Immobilien-Tycoon René Benko steht möglicherweise vor einem Scherbenhaufen.

(Foto: picture alliance/dpa)

Jahrelang hat René Benko das Wachstum seiner Signa Gruppe vorangetrieben. Doch jetzt könnte die Holding wie ein Kartenhaus in sich zusammenfallen. Große Hoffnungen ruhen auf Arndt Geiwitz. Der Sanierer und Insolvenzverwalter hat sich bei der Rettung von Galeria Kaufhof und der Abwicklung der Drogeriekette Schlecker einen Namen gemacht. Benko bemüht sich angeblich gleichzeitig beim Staatsfonds von Saudi-Arabien um eine rettende Finanzspritze. Fragen und Antworten zum möglichen Showdown:

Wer ist René Benko?

Der österreichische Investor galt lange Zeit als Vorzeige-Unternehmer. In Deutschland ist seine Signa Gruppe vor allem als Eigentümerin der Warenhauskette Galeria Karstadt Kaufhof bekannt. Zu seiner über Jahre rasant gewachsenen Holding gehören milliardenschwere Immobilien und Handelsbeteiligungen. Forbes schätzte sein Vermögen 2021 auf 5,6 Milliarden Dollar, was ihn zum drittreichsten Österreicher macht.

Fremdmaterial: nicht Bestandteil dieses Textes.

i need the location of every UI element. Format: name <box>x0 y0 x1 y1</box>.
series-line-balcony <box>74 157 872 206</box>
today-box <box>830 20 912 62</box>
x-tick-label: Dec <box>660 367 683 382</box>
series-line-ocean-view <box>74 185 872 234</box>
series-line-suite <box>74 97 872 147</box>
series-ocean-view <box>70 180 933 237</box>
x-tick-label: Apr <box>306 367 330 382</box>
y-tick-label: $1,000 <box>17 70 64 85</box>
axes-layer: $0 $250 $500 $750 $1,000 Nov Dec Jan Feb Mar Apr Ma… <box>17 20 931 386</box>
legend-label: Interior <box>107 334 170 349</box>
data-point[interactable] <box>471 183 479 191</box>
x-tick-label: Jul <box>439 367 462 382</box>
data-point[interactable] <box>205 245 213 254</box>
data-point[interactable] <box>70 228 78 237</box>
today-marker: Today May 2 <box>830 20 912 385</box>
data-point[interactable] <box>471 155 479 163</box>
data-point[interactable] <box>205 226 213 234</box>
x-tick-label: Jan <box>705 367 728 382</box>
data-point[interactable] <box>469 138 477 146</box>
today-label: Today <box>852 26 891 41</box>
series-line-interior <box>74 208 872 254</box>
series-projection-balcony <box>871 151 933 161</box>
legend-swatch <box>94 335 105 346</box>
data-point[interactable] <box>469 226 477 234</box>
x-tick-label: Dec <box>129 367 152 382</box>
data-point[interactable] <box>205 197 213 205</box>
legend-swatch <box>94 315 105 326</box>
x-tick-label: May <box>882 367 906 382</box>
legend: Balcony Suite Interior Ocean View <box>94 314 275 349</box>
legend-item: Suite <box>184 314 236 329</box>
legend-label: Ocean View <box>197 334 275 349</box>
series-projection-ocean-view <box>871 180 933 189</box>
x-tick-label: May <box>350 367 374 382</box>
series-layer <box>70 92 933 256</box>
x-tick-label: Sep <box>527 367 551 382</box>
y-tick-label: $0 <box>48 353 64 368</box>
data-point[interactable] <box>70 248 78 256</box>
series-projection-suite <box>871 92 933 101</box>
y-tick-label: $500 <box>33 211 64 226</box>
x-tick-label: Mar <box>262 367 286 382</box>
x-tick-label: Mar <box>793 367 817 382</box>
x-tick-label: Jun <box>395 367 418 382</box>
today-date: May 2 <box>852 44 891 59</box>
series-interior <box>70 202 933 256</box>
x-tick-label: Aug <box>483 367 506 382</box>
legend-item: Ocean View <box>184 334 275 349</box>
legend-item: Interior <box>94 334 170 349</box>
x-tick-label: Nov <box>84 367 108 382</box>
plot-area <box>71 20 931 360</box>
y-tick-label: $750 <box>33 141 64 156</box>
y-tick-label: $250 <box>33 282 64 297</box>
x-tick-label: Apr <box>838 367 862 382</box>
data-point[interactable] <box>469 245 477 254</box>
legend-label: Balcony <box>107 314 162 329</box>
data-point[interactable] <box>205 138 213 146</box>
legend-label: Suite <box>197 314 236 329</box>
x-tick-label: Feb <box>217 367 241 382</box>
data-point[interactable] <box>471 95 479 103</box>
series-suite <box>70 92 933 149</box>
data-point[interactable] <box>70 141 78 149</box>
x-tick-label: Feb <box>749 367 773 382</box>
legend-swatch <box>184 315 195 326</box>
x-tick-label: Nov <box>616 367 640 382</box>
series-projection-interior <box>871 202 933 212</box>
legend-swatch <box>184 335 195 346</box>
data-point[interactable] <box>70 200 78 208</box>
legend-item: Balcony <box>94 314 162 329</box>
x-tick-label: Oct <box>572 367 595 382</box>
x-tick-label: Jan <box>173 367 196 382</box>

Direkt und indirekt hält Benko über seine Stiftungen rund 50 Prozent der Anteile an der Signa Holding. Er hat aber keine offizielle Funktion inne, sondern ist lediglich Vorsitzender des sogenannten Beirats, einem beratenden Gremium. Dennoch sollen immer noch alle Fäden bei ihm zusammenlaufen.

Benkos Erfolgsrezept: namhafte Geldgeber, die ihm lange Zeit und viel Geld investierten, sowie einflussreiche Freunde aus der Politik. Zu seinen Kapitalgebern zählen Unternehmer wie der österreichische Milliardär und Strabag-Chef Hans-Peter Haselsteiner oder Logistikmilliardär Klaus-Michael Kühne. Auch institutionelle Investoren wie die RAG Stiftung sind mit an Bord. Im Beirat der Signa Holdung sitzen dazu einflussreiche österreichische Politiker wie die Ex-Bundeskanzler Alfred Gusenbauer oder Sebastian Kurz.

Wo hat Benko überall seine Finger drin?

Das Fundament seines Imperiums bildet das Immobiliengeschäft. Zum Portfolio gehören prestigeträchtige Luxuskaufhäuser wie das KaDeWe in Berlin und das Alsterhaus in Hamburg sowie der in der Hansestadt im Bau befindliche Elbtower (das Projekt liegt mittlerweile wegen Geldmangel auf Eis). Außerdem die sogenannte Alte Akademie in der Fußgängerzone in München (auch hier gibt es Bauverzögerungen) und das Goldene Quartier, ein Geschäftsviertel in Wien, sowie das Chrysler Building in New York. Der Wert der Immobilien in besten Innenstadtlagen wird auf 20 Milliarden Euro geschätzt. Die Perlen wie das KaDeWe sind in der Signa Prime Selection gebündelt. Daneben gibt es noch die Signa Real Estate, die auch die Eigentümerin der Warenhauskette Galeria Karstadt Kaufhof ist, und die Entwicklungstochter Signa Development Selection.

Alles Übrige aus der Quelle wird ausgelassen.